Featured Video: Childhood Cancer Awareness

Childhood Cancer Awareness: Heal Every Life Possible · St. Jude Hospital · Cancer Institute Of New Jersey · New Jersey Dept. of Health

Source: Today.com

Pediatric cancer patients have a perhaps unlikely ally: Twisted Sister heavy metal frontman Dee Snider.

Snider appears in a video directed by magician Criss “Mindfreak” Angel, singing a stripped-down piano version of his iconic 1984 battle cry We’re Not Gonna Take It to help raise awareness for pediatric cancer research and treatment. The result is surprisingly powerful and emotional, bringing a new meaning to the song.

Twenty months after becoming a father, Angel’s son Johnny Crisstopher was diagnosed with Childhood Acute Lymphoblastic Leukemia (ALL).
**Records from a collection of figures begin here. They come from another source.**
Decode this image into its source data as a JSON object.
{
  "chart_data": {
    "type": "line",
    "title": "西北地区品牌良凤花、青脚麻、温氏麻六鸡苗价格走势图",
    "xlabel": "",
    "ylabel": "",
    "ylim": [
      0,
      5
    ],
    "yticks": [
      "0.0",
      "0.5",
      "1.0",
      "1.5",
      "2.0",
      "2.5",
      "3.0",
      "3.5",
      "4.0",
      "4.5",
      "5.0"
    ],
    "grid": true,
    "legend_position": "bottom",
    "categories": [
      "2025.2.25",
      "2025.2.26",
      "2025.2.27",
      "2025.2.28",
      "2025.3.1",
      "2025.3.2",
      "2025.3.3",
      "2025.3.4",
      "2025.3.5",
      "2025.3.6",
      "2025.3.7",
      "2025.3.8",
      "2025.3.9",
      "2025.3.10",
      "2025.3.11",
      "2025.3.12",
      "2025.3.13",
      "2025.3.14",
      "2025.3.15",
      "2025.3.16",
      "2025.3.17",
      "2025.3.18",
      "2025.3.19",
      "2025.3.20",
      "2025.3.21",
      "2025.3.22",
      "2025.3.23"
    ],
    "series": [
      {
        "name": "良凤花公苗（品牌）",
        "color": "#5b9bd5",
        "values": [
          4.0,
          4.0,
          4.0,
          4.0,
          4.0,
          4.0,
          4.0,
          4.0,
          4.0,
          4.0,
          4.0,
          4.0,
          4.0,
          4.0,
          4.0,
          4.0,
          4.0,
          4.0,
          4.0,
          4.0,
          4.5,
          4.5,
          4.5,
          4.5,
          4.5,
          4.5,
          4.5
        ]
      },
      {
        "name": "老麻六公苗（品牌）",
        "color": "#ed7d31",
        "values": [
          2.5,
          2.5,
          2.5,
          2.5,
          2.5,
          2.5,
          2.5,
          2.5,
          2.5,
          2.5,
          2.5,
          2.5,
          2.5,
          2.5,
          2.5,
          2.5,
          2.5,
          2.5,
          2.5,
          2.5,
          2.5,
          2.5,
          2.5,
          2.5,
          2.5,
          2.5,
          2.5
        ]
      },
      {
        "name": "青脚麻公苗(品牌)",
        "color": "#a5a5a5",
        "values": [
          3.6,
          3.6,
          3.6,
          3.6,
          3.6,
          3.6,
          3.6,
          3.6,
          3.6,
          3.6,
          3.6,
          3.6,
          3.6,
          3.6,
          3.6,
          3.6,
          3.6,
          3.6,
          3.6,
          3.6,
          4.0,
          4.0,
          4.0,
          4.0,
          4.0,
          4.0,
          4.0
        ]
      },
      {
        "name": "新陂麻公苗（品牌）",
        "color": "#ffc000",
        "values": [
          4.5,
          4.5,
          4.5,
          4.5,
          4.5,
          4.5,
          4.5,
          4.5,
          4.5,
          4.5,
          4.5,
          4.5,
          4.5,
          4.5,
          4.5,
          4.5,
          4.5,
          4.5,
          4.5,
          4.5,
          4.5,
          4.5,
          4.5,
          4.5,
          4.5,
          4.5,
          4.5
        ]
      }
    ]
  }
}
Frustrated with the relatively meager research funding directed toward pediatric cancer (only four percent), Angel formed HELP (Heal Every Life Possible), a charity that sends every penny it raises to fund pediatric cancer research and treatment.
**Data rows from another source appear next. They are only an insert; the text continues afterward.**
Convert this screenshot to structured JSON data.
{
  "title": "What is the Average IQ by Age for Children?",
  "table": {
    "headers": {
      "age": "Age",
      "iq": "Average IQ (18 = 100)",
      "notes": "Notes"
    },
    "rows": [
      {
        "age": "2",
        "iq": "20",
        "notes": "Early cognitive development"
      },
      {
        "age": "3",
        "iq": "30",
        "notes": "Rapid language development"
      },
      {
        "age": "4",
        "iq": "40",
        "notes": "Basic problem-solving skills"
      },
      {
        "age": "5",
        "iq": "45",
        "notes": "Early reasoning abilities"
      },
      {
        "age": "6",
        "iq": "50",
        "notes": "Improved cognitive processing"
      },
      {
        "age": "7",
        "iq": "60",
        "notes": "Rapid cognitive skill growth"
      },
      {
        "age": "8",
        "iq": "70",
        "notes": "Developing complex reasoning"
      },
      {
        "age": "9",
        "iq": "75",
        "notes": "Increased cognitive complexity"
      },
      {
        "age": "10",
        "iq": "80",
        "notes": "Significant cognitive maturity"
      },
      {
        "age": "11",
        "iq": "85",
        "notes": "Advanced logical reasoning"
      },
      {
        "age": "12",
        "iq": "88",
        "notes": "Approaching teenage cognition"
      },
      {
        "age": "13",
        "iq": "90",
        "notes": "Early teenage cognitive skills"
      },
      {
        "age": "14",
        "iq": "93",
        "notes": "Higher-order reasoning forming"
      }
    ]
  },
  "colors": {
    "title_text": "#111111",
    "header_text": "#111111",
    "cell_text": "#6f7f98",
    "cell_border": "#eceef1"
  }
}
The video got over four million views in its first week. “The response blindsided us,” Snider told TODAY Parents. “Thirty years ago, I never could have imagined this. There is no degree of separation when it comes to cancer: everyone can relate to it because cancer touches all of us.”
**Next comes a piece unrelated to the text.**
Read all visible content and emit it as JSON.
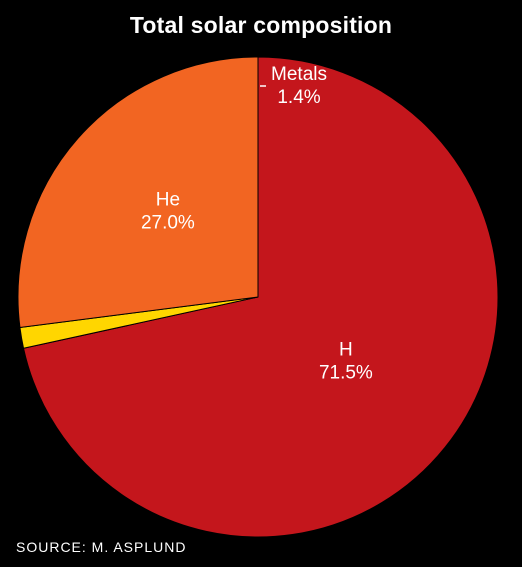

Adds Angel, “This is the most important event not only of my life, but in my effort to help get people focused on what these kids are going through.”

Click here for complete versions of the Rutgers Cancer Institute and Dee Snider/Criss Angel HELP videos.

According to St. Jude’s Hospital, 43 children in the U.S. are diagnosed with cancer every day, and approximately 10% of children with cancer develop the disease because they inherited a genetic mutation. But it should be noted that the prognosis is not as poor as it used to be.

The five-year survival rate for children with cancer is now 83 percent, which can be attributed to access to cutting-edge treatments. As the only National Cancer Institute (NCI)-designated Comprehensive Cancer Center in New Jersey (one of only 45 in the country), the Rutgers Cancer Institute, for instance, offers an array of investigational treatments to pediatric cancer patients.